I typically avoid reading impressionistic pieces by journalists who visit places to find swing voters (In Diners™), and a recent NY Times article “Elated, Furious, Wary: Impeachment Divides Voters, Like Everything Trump“, would have been no different. Life is too short to read yet another account of a Cletus Safari. But Matt McDermott examined some of the supposed swing voters, and they’re … not very swingy. These voters include:
- A woman who voted for Trump in 2016 and Republicans in 2018. Maybe she’s considered swing because she acknowledges Trump’s racism–which didn’t seem to stop her from voting for him. Doesn’t seem swing to me.
- A woman who has attended 23 (that’s not a typo: twenty-three) Trump rallies and wrote a book which was a collection of (some of) his tweets. By her own admission, she has read each tweet about “fifty times.” Not a swing voter.
- A man with a Robert E. Lee portrait. In 2019. Doesn’t seem to be an easy get for Democrats.

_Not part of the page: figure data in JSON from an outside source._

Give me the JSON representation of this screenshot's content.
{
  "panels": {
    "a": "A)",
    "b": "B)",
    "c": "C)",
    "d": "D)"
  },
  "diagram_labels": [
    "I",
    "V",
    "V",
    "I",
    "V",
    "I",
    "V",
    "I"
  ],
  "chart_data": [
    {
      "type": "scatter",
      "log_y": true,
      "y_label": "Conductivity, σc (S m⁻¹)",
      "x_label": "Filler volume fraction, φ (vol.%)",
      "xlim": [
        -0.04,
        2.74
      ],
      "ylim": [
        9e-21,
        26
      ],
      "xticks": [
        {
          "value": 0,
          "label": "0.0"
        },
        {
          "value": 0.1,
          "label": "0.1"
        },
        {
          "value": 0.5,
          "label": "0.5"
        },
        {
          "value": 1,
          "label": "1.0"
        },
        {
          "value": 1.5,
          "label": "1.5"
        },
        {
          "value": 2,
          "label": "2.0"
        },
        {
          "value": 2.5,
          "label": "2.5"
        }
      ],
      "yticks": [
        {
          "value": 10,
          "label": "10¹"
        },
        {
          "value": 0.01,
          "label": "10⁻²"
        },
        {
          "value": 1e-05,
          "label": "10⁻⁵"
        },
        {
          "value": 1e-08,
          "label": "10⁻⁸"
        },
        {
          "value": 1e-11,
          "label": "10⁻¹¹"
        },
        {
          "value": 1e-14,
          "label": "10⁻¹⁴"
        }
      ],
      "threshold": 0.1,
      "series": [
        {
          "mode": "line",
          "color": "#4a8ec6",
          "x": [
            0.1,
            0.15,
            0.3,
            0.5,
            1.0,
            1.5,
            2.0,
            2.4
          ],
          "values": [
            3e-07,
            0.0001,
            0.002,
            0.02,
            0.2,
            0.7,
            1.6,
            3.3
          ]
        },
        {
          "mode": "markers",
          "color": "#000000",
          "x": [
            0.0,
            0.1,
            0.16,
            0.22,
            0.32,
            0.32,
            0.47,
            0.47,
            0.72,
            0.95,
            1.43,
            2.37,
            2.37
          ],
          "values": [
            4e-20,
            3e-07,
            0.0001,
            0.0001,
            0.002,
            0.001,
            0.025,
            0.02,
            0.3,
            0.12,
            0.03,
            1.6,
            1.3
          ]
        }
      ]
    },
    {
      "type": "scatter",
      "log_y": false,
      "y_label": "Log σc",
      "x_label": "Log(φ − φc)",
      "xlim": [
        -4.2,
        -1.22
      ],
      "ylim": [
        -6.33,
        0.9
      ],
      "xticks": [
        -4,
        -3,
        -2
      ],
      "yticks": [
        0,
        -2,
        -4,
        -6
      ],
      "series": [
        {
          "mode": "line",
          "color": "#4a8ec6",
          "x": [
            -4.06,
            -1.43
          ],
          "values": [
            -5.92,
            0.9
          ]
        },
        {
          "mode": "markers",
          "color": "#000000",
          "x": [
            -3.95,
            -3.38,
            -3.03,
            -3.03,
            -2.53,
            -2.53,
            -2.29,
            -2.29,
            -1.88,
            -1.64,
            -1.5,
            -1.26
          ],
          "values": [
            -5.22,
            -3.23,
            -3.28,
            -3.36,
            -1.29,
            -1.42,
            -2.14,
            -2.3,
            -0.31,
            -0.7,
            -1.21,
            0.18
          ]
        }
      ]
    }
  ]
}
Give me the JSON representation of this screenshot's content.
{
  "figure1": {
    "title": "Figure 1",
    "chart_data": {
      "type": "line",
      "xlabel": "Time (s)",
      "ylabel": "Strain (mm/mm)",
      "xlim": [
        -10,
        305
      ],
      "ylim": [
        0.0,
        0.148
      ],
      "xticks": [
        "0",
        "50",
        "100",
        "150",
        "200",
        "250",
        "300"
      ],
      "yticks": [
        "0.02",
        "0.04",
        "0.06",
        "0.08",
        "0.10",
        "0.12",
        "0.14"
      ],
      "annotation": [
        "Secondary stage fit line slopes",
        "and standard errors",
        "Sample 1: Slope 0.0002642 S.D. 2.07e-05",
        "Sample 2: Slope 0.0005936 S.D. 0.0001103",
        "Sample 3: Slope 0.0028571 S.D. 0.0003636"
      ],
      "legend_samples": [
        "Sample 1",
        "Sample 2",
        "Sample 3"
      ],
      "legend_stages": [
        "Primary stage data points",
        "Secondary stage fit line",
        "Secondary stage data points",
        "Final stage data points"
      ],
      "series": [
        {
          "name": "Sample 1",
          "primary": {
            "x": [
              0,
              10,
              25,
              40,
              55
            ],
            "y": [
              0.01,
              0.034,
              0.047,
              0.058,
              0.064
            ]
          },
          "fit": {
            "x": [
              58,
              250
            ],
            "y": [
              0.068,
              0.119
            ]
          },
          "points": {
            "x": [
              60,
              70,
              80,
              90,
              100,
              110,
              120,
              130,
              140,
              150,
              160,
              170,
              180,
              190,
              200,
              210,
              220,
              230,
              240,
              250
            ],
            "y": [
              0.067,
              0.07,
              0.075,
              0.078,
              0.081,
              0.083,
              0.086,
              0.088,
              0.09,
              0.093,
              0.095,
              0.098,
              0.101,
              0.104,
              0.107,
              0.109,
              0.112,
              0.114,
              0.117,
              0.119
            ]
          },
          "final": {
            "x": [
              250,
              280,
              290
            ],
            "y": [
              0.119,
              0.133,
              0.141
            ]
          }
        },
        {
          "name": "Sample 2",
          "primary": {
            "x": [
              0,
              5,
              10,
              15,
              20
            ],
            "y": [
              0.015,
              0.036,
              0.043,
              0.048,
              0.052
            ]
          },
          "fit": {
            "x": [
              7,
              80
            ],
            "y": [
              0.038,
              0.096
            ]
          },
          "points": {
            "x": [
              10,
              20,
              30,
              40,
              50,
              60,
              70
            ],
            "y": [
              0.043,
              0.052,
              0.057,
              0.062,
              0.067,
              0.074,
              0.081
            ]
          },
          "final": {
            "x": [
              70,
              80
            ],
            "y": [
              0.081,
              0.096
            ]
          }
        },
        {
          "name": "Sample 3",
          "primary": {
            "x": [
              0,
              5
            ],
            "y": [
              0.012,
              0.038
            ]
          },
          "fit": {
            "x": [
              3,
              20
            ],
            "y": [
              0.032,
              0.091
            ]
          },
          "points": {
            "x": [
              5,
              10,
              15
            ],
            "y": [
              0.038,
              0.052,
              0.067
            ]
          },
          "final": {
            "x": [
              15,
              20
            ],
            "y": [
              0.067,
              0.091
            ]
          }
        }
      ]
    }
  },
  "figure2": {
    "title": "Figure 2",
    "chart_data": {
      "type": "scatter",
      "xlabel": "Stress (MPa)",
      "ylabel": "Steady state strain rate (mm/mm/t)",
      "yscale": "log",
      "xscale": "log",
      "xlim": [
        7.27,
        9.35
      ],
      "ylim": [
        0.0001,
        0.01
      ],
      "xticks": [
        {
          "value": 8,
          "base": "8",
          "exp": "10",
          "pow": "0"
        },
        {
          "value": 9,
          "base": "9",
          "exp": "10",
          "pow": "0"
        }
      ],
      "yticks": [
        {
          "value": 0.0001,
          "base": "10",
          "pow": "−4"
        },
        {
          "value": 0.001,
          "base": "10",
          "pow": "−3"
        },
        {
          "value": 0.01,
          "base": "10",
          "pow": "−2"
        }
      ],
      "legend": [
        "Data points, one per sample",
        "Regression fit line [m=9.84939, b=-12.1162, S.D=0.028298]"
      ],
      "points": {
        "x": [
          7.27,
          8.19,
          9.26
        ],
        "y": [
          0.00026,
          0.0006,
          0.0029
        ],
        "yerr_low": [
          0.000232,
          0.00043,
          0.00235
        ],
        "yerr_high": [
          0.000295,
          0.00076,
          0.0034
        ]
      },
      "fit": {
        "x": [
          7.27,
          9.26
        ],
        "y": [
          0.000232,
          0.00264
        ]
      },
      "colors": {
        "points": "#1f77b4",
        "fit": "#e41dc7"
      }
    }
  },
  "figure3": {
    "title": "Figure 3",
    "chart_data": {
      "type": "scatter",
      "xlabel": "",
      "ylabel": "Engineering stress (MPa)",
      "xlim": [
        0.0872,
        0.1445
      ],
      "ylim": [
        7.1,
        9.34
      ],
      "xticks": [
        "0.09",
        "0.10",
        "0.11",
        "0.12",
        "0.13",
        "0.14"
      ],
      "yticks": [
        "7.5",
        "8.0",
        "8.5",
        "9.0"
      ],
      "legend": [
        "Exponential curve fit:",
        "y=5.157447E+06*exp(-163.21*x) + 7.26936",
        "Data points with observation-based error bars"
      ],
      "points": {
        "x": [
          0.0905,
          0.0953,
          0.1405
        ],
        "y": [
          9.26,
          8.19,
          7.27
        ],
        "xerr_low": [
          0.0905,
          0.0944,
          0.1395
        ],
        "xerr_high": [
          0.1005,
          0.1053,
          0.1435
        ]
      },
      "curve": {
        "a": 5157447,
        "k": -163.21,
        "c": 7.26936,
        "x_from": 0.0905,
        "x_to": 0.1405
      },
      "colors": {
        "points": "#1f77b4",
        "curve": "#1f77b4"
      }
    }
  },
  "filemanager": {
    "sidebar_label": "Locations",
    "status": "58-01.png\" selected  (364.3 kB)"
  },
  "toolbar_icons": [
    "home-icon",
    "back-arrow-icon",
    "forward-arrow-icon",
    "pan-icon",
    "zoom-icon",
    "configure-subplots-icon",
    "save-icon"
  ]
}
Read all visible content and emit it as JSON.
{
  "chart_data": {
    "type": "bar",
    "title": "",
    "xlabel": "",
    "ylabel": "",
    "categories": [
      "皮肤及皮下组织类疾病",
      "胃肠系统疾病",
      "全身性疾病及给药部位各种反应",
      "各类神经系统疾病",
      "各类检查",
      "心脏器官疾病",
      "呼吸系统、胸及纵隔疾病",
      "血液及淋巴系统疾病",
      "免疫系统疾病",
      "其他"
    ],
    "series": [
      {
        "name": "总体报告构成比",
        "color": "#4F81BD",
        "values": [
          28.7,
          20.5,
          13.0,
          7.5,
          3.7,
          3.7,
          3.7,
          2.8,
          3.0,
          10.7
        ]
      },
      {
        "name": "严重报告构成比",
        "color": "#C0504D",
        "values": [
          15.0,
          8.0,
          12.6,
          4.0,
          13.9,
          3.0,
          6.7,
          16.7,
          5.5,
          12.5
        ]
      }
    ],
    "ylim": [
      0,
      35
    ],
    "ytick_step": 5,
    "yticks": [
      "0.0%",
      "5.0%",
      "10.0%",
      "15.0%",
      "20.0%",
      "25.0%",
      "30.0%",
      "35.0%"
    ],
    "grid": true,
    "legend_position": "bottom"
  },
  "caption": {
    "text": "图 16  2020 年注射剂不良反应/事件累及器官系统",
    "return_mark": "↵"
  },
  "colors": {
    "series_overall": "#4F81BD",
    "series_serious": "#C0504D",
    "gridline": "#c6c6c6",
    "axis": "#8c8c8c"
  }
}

These aren’t swing voters. This isn’t an isolated incident. The NY Times has a history of doing downplaying political attachments, including a GOP convention delegate and a longtime political activist and PAC founder.
This is bad journalism and bad editing. Maybe the NY Times should hire some more editors and ditch a couple of columnists? I can’t wait for the 2020 campaigns to start…
“The NY Times has a history of doing downplaying political attachments” – oddly, it only seems to work in one direction. Probably a variant of Murc’s Law.